The reason I shared my story with you is because I want you to remember how important your health and your life truly are. We are not here to only work ourselves into the ground and pay our bills. We are not on this earth to be belittled and controlled. Life is so much more, and sometimes taking a risk or a leap of faith is just the thing we are here to do. Encourage others to follow their heart and intuition. Not everyone can afford to quit a job, but you can afford to entertain your dreams and desires, and work towards those goals every single day. Keep your fire burning, and don't lose yourself in your 9-5 job. One of my doctors gave me some really great advice ... He said "Laura, without your health, you have nothing." He said this because I was rambling on about my schedule and how I was too busy to go into the hospital. Before being hospitalized, I had worked a full 40-hour week, mowed my lawn, and played three shows out of town over the weekend. I was scheduled to play a one-year anniversary party of a business that very night and was fretting over what others would think of my cancelling!

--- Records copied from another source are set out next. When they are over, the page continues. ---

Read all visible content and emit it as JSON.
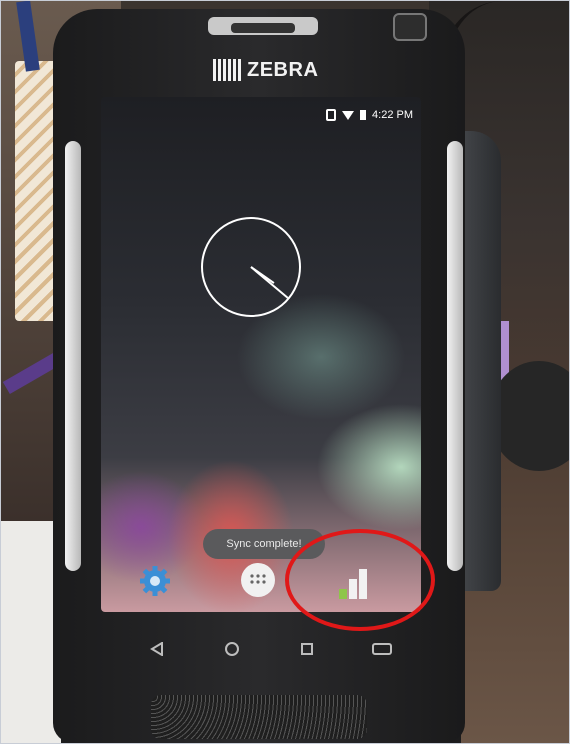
{
  "device": {
    "brand_logo_text": "ZEBRA"
  },
  "status_bar": {
    "time": "4:22 PM",
    "icons": [
      "vibrate-icon",
      "wifi-icon",
      "battery-icon"
    ]
  },
  "home_screen": {
    "clock_widget": "analog-clock",
    "toast_message": "Sync complete!",
    "dock": [
      {
        "name": "settings-icon",
        "color": "#3b8fd6"
      },
      {
        "name": "app-drawer-icon",
        "color": "#f1f1f1"
      },
      {
        "name": "signal-strength-app-icon",
        "color": "#7fbf3f"
      }
    ]
  },
  "navigation_bar": {
    "buttons": [
      "back-icon",
      "home-icon",
      "recents-icon"
    ]
  },
  "annotation": {
    "highlight_color": "#e01818",
    "highlighted": "signal-strength-app-icon"
  }
}
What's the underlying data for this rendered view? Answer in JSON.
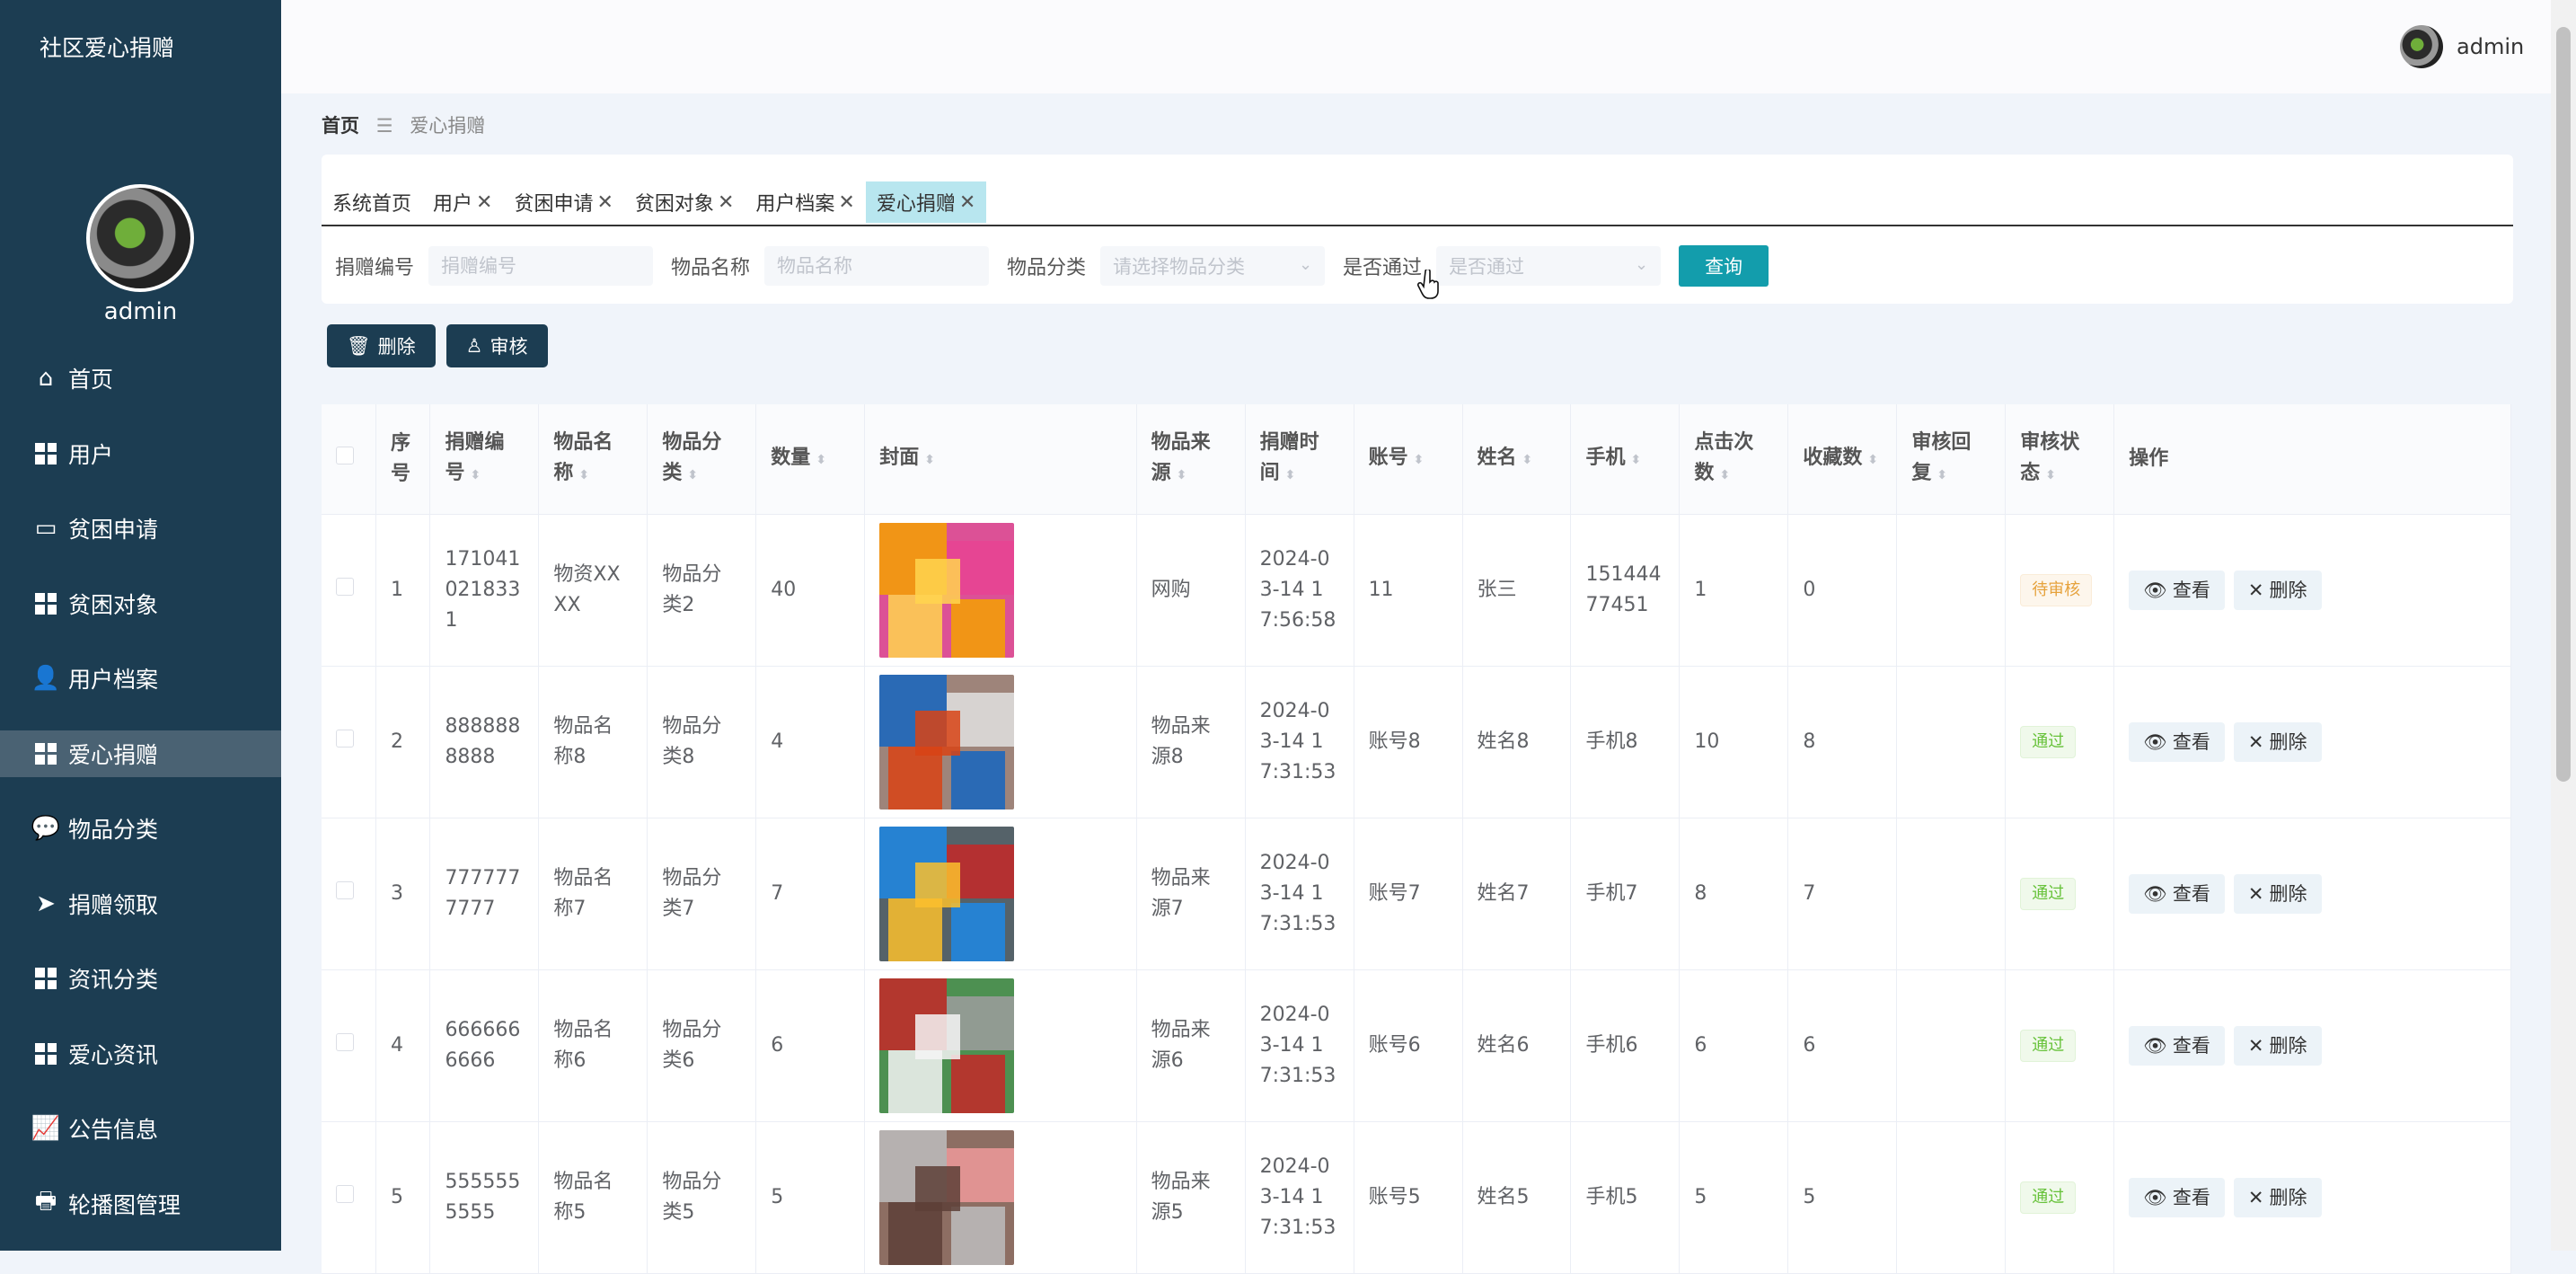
{
  "app": {
    "title": "社区爱心捐赠"
  },
  "sidebar": {
    "user": "admin",
    "items": [
      {
        "label": "首页",
        "icon": "home-icon"
      },
      {
        "label": "用户",
        "icon": "grid-icon"
      },
      {
        "label": "贫困申请",
        "icon": "monitor-icon"
      },
      {
        "label": "贫困对象",
        "icon": "grid-icon"
      },
      {
        "label": "用户档案",
        "icon": "user-icon"
      },
      {
        "label": "爱心捐赠",
        "icon": "grid-icon"
      },
      {
        "label": "物品分类",
        "icon": "chat-icon"
      },
      {
        "label": "捐赠领取",
        "icon": "send-icon"
      },
      {
        "label": "资讯分类",
        "icon": "grid-icon"
      },
      {
        "label": "爱心资讯",
        "icon": "grid-icon"
      },
      {
        "label": "公告信息",
        "icon": "chart-icon"
      },
      {
        "label": "轮播图管理",
        "icon": "printer-icon"
      }
    ]
  },
  "header": {
    "user": "admin"
  },
  "breadcrumb": {
    "home": "首页",
    "current": "爱心捐赠"
  },
  "tabs": [
    {
      "label": "系统首页",
      "closable": false
    },
    {
      "label": "用户",
      "closable": true
    },
    {
      "label": "贫困申请",
      "closable": true
    },
    {
      "label": "贫困对象",
      "closable": true
    },
    {
      "label": "用户档案",
      "closable": true
    },
    {
      "label": "爱心捐赠",
      "closable": true
    }
  ],
  "filters": {
    "donation_no": {
      "label": "捐赠编号",
      "placeholder": "捐赠编号"
    },
    "item_name": {
      "label": "物品名称",
      "placeholder": "物品名称"
    },
    "category": {
      "label": "物品分类",
      "placeholder": "请选择物品分类"
    },
    "approved": {
      "label": "是否通过",
      "placeholder": "是否通过"
    },
    "query_label": "查询"
  },
  "actions": {
    "delete_label": "删除",
    "review_label": "审核"
  },
  "table": {
    "headers": [
      "序号",
      "捐赠编号",
      "物品名称",
      "物品分类",
      "数量",
      "封面",
      "物品来源",
      "捐赠时间",
      "账号",
      "姓名",
      "手机",
      "点击次数",
      "收藏数",
      "审核回复",
      "审核状态",
      "操作"
    ],
    "view_label": "查看",
    "delete_label": "删除",
    "rows": [
      {
        "idx": "1",
        "no": "1710410218331",
        "name": "物资XXXX",
        "cat": "物品分类2",
        "qty": "40",
        "source": "网购",
        "time": "2024-03-14 17:56:58",
        "account": "11",
        "person": "张三",
        "phone": "15144477451",
        "clicks": "1",
        "favs": "0",
        "reply": "",
        "status": "待审核",
        "status_type": "pending"
      },
      {
        "idx": "2",
        "no": "8888888888",
        "name": "物品名称8",
        "cat": "物品分类8",
        "qty": "4",
        "source": "物品来源8",
        "time": "2024-03-14 17:31:53",
        "account": "账号8",
        "person": "姓名8",
        "phone": "手机8",
        "clicks": "10",
        "favs": "8",
        "reply": "",
        "status": "通过",
        "status_type": "pass"
      },
      {
        "idx": "3",
        "no": "7777777777",
        "name": "物品名称7",
        "cat": "物品分类7",
        "qty": "7",
        "source": "物品来源7",
        "time": "2024-03-14 17:31:53",
        "account": "账号7",
        "person": "姓名7",
        "phone": "手机7",
        "clicks": "8",
        "favs": "7",
        "reply": "",
        "status": "通过",
        "status_type": "pass"
      },
      {
        "idx": "4",
        "no": "6666666666",
        "name": "物品名称6",
        "cat": "物品分类6",
        "qty": "6",
        "source": "物品来源6",
        "time": "2024-03-14 17:31:53",
        "account": "账号6",
        "person": "姓名6",
        "phone": "手机6",
        "clicks": "6",
        "favs": "6",
        "reply": "",
        "status": "通过",
        "status_type": "pass"
      },
      {
        "idx": "5",
        "no": "5555555555",
        "name": "物品名称5",
        "cat": "物品分类5",
        "qty": "5",
        "source": "物品来源5",
        "time": "2024-03-14 17:31:53",
        "account": "账号5",
        "person": "姓名5",
        "phone": "手机5",
        "clicks": "5",
        "favs": "5",
        "reply": "",
        "status": "通过",
        "status_type": "pass"
      }
    ]
  }
}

So, I just want to leave you with these words. If you are overworked, unhappy, and so stressed that you can't even enjoy your life and take care of your health, maybe today is the day you write down your goals and "work" towards really living. I realized that I cannot remain healthy when working in what I believe to be a mentally unhealthy work environment. I also cannot do my best work when I begin dreading going into work each day. If you can relate to what I'm saying and find yourself at this crossroad, remember just how short our lives really are. Ask yourself, what is most important to you, seek it, and you shall find it. Remember to work for yourself a change, for your health, and your dreams. By taking a leap of faith, you could be opening up a world you never dreamed of. Take control of your life in this employers' economy, and stand up for what you believe in most. Know who you are and what you have to offer in life, and don't settle for anything less.